Step 2: Create the IAM role and attach policies
- EC2: Create a role with trust
Service: ec2.amazonaws.com, attach the minimal policies, create an instance profile and add the role to it. - Lambda: Create a role with trust
Service: lambda.amazonaws.com, attach the minimal policies. - External/on-prem/CI: Use OIDC (e.g. GitHub Actions) or an IAM user/role that can assume this role; create a role with trust for the OIDC provider or the assuming principal. Attach the same minimal policies.
Attach only the permissions the app needs; do not attach the user’s full policy set unless required.

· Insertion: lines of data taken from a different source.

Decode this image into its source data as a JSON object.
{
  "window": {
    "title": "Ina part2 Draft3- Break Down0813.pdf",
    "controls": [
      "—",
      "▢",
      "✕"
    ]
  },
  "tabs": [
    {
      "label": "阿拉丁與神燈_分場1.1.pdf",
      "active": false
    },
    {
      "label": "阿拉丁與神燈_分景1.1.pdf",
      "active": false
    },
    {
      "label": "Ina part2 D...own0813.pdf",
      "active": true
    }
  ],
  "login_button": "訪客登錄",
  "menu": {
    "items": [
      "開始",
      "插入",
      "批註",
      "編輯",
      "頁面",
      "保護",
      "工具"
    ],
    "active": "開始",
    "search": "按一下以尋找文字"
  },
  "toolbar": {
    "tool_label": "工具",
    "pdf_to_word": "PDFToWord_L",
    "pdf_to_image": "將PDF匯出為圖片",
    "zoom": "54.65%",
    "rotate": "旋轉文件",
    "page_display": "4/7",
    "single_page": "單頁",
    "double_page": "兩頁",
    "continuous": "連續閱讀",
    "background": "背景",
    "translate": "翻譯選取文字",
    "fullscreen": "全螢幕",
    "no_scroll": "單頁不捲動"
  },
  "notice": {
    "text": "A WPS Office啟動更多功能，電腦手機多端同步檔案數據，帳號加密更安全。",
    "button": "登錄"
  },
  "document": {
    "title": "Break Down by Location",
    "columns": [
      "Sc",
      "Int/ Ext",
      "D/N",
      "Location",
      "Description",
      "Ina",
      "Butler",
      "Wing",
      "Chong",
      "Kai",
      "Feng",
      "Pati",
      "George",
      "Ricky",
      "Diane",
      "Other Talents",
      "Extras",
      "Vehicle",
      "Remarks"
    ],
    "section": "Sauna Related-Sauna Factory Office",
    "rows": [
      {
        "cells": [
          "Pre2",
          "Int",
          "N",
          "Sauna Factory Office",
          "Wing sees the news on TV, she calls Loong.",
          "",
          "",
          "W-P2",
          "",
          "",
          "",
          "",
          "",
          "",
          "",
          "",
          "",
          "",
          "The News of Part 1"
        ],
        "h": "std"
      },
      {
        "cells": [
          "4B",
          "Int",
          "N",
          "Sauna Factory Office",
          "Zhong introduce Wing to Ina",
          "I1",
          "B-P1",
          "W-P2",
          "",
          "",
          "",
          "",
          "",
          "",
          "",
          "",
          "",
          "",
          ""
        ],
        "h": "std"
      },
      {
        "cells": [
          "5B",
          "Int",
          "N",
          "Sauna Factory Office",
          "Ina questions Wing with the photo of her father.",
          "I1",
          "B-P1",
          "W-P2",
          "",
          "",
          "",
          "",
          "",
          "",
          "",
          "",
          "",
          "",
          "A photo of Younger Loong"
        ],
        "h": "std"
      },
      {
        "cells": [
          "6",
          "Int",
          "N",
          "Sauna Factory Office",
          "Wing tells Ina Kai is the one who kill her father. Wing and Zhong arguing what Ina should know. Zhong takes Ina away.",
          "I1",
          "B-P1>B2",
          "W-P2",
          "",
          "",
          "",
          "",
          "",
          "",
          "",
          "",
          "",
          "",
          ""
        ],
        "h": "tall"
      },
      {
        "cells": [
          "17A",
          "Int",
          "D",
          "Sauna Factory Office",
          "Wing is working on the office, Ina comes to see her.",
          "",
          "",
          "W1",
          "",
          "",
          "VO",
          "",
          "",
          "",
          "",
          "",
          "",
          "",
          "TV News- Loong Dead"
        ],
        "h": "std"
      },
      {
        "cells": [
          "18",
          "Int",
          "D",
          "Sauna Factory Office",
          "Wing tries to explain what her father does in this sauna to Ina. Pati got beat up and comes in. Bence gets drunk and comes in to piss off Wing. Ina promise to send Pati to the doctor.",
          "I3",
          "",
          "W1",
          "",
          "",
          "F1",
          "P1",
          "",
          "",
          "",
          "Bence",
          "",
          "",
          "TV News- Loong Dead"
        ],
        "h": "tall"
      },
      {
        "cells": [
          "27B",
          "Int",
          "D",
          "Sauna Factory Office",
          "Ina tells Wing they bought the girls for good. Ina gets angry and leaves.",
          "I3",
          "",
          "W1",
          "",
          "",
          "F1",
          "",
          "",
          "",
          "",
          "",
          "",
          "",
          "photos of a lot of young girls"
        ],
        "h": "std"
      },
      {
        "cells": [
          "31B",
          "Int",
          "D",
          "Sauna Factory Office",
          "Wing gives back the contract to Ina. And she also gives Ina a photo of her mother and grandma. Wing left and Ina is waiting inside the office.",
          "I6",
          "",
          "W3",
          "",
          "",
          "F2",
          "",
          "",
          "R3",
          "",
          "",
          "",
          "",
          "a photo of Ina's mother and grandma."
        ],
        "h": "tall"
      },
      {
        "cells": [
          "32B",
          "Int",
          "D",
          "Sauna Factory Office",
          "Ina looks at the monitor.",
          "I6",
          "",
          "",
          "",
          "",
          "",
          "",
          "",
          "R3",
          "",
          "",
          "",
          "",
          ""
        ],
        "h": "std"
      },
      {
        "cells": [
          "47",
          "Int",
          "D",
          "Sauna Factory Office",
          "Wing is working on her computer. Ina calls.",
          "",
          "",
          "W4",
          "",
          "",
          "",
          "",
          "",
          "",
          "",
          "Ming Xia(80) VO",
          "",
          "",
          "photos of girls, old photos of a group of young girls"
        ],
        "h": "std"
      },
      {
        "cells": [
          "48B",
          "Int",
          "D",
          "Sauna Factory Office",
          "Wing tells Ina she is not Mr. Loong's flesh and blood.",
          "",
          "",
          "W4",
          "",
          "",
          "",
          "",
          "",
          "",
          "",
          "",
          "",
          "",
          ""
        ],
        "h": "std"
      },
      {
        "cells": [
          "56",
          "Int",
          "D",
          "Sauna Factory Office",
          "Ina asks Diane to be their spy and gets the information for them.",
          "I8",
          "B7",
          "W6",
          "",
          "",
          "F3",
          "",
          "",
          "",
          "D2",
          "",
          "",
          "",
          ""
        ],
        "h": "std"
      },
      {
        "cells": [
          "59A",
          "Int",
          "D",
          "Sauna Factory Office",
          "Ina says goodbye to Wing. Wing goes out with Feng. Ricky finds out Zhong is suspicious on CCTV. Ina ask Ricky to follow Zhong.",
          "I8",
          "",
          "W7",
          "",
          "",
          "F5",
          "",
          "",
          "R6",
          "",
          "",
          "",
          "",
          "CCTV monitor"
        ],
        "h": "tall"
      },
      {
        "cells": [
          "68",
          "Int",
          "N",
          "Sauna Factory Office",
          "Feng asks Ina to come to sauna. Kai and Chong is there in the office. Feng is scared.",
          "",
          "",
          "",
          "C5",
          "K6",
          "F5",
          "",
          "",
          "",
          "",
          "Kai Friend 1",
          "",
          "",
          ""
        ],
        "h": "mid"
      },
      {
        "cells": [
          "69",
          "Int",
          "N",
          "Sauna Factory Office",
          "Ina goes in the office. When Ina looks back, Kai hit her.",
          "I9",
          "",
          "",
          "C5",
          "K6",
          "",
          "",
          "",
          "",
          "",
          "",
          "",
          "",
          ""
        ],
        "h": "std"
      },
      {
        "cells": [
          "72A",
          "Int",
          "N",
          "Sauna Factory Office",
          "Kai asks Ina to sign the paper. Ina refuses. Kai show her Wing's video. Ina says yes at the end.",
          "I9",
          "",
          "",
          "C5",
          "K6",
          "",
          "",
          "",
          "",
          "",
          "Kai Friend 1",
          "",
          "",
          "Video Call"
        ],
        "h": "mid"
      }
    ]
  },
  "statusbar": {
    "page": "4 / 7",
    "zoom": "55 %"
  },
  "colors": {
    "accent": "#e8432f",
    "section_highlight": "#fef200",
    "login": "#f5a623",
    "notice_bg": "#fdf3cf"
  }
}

Step 3: Deploy the role and switch the app
- EC2: Attach the instance profile to the instance(s) running the app. In the app config or environment, remove AWS_ACCESS_KEY_ID, AWS_SECRET_ACCESS_KEY, and any profile that used the key. Restart the app so it uses the instance metadata credentials (default chain).
- Lambda: Set the function’s execution role to the new role. Remove any layer or env that injected the old key. Redeploy and test.
- External: Configure the external system to assume the role (e.g. OIDC flow or assume-role with temporary credentials). Remove the static key from the external config.
Verify the app can perform its normal AWS operations (e.g. S3, DynamoDB). Use get-caller-identity from the app to confirm the role ARN.
Step 4: Remove the old keys
- Confirm no other system uses the same access key (search configs, CI, secrets manager). If the key is shared, migrate all consumers to roles or a single new key before removal.
- Deactivate the access key:
aws iam update-access-key --user-name USER --access-key-id KEY_ID --status Inactive - Monitor for errors; then delete the key:
aws iam delete-access-key --user-name USER --access-key-id KEY_ID - If the IAM user is no longer used for anything, consider revoking and deleting the user (see revoke guide).
Verification
- The application runs without static credentials and uses the role (get-caller-identity shows the role ARN).
- The old access key is deactivated and deleted; list-access-keys for the user shows no key or only keys for other uses.
- No other workload or script is broken by the key removal.
Troubleshooting
App fails with no credentials after switch — Ensure the role is attached to the resource (instance profile on EC2, execution role on Lambda). Ensure the app uses the default credential chain and does not still read key from a config file or env. Restart the app after attaching the role.
Role has less permission than the user — Add the missing action or resource to the role’s policies. Use CloudTrail from the old key period to see what was called and align the role policy.
Shared key used by multiple apps — Migrate one app at a time to a role (or to a new key), or create one role per app and migrate all, then delete the key when no consumer remains.